Optical filters are important components of optical devices dealing with multi-wavelength light signals. Such filters, such as Bragg gratings, Fabry-Perot etalons, etc, often present a comb-like spectral response, i.e. their reflectivity or transmission characteristics have a certain periodicity as a function of wavelength. Fiber Bragg Gratings are one type of such filters which are widely used in a lot of applications of photonics, and more particularly in optical telecommunications devices. In a lot of these applications the spectral response of two or more FBGs, either single or multi-channel, must be precisely known, that is, precisely aligned one with respect to another, and with absolute spectral position if possible. To obtain such an alignment and calibration, spectrally-resolved equipment is generally required, such optical spectrum analyzers (OSA) or other calibration apparatuses. Access to such equipment is however not always forthcoming and their use in the field is both costly and unpractical.

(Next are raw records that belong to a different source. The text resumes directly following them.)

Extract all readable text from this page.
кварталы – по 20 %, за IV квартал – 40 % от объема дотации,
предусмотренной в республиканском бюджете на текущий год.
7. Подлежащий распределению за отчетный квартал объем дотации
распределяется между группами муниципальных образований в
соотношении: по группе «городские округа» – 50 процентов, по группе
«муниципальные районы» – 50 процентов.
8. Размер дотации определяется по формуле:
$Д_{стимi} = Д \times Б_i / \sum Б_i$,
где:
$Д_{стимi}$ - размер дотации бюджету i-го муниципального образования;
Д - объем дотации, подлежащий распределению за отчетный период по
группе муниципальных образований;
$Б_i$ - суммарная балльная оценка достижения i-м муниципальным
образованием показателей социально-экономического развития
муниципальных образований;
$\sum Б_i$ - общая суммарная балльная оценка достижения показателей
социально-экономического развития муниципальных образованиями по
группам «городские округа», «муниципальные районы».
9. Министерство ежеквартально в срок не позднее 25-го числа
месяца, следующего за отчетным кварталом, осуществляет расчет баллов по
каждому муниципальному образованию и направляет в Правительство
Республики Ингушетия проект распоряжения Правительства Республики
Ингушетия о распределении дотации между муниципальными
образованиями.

There is a need to devise a method to perform such an operation, simply and at low cost, without requiring optical spectrum analyzers or other calibration apparatuses.
A particular application where such a precise spectral alignment is needed is in the case of dispersion compensators, FBG-based tunable optical devices in which two chirped gratings are sometimes stretched with respect to one another to generate a combined specific optical response at given specific wavelengths (that can be continuous along the optical band). A non-restrictive example of such a dispersion compensator is shown in Applicant's own U.S. Pat. No. 6,937,793 (LELIÈVRE et al), which is incorporated herein by reference.
Given the high wavelength dependency of such a device, a precise calibration of the spectral response of both gratings is needed in order to precisely position them and get the expected spectral response and dispersion level. This calibration should be easy to obtain again at any point during the lifetime of the device, should the spectral positions of the grating drift over time or be lost after a malfunction of the system it is part of. This should be done without resorting to a spectral analysis, as wavelength-specific optical monitoring is not always available (nor wanted) in practice during this operation.
There is therefore a need for an absolute calibration of both gratings spectral position.